As the end of the year approaches, the internet is rife with jokes that 2020 felt like it had an enormous surplus of months, that time somehow got suspended as everyone retreated indoors. And the experience makes sense: At the same time as the year was scary and full of history, it was incredibly tedious. Not only because many of us got stuck indoors and everything got cancelled, but also because social distancing meant seeing much fewer people than before and missing out on encounters that provide new ideas.

This loss of the kinds of regular conversations with a large amount of people has been one of the many collateral damages of the entire crisis. In an interview Annie Clark gave to the LA Times during the summer, she pointed her finger exactly at this problem:

A lot of creative people I know are having a hard time with their muse right now. How are you doing with that?

I’m doing OK. It’s been a really productive time, but in a different way. I have this theory that people who are creative for a living were dumbstruck, creatively, by the pandemic, because we all need an element of chaos in our day to be able to grab inspiration. I know that’s a cheesy word, but we need to be able to be walking down the street, see that strange thing that somebody did and think about it, metabolize it and write about it.

There are, of course, other ways of finding inspiration, whether that’s online or on a walk, through a call with a friend or any mindless activity. But it’s becoming increasingly clear to me that sometimes it isn’t there, and then the tedium of the crisis really sinks in.

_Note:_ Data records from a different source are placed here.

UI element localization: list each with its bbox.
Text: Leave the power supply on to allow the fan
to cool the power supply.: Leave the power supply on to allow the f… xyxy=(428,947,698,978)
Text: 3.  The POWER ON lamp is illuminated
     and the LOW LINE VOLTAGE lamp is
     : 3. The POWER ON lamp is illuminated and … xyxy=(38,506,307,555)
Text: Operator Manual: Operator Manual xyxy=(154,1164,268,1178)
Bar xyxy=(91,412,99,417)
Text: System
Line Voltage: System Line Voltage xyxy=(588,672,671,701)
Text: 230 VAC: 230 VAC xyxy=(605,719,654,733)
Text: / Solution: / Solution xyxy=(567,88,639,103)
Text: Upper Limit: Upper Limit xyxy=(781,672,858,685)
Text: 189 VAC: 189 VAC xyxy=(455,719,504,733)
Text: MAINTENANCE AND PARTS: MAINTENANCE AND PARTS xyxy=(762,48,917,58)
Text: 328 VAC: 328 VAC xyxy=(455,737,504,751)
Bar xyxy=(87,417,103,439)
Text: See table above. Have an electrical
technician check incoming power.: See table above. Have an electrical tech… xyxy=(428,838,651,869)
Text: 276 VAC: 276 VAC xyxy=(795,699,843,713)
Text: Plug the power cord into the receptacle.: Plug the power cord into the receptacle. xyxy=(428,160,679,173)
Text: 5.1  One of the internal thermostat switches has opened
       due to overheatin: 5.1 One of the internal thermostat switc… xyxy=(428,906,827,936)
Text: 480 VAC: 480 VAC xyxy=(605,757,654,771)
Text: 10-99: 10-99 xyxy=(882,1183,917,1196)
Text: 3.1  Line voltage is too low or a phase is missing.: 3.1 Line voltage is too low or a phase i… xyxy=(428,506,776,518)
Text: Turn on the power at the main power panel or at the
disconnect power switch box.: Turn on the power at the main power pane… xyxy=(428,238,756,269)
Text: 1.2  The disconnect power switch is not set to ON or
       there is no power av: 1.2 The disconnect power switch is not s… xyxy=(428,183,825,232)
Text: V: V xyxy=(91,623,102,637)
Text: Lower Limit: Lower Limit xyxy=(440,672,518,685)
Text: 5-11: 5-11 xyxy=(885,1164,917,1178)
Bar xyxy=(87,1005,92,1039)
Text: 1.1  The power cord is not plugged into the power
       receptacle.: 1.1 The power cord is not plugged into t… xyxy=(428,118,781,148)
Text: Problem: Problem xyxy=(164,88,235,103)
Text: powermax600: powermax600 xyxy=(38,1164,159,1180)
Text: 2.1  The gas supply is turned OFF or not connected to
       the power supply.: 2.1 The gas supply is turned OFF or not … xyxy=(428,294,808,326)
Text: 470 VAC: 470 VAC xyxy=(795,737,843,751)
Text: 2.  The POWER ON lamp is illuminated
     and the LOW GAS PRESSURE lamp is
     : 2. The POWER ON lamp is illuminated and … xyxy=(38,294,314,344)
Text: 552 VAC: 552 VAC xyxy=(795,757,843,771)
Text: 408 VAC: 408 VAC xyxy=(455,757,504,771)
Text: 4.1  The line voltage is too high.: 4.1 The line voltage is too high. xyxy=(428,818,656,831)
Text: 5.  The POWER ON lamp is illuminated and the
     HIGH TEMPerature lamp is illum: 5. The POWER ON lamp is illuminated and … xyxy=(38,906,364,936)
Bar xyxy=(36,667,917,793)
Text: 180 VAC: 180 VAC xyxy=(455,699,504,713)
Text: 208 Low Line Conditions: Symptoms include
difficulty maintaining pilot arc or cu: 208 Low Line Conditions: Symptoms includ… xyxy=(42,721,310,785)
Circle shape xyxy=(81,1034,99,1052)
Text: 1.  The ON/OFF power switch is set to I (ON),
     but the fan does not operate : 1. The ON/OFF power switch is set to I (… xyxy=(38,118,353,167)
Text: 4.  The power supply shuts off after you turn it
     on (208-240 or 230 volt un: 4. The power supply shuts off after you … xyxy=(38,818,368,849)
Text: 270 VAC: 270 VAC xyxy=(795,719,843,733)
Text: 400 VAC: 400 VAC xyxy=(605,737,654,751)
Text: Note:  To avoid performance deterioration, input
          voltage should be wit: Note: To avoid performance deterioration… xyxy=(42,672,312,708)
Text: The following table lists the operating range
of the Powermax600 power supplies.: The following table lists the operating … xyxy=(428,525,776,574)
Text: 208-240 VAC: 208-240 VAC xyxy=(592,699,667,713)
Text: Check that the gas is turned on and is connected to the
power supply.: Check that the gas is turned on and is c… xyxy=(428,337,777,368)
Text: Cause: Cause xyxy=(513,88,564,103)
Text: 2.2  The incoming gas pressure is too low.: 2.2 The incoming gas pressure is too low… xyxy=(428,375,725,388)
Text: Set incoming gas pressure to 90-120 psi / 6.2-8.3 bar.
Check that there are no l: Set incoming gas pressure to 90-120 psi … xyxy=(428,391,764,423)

In those moments there’s something strangely liberating, cathartic even, about acknowledging the tedium of an ongoing crisis and how boring it really is. I’m not talking about being fed up with the governments measures like lockdowns and wearing masks—those I can live with. I’m talking simply about the frustration of having to face this crisis day after day.

Boredom is not a sophisticated feeling, not one you’d want to write a post about, particularly when things could be so much worse. But it’s also an important reminder that all we’re facing is not ok. As much as boredom might be trivial, resentment about being bored might not be.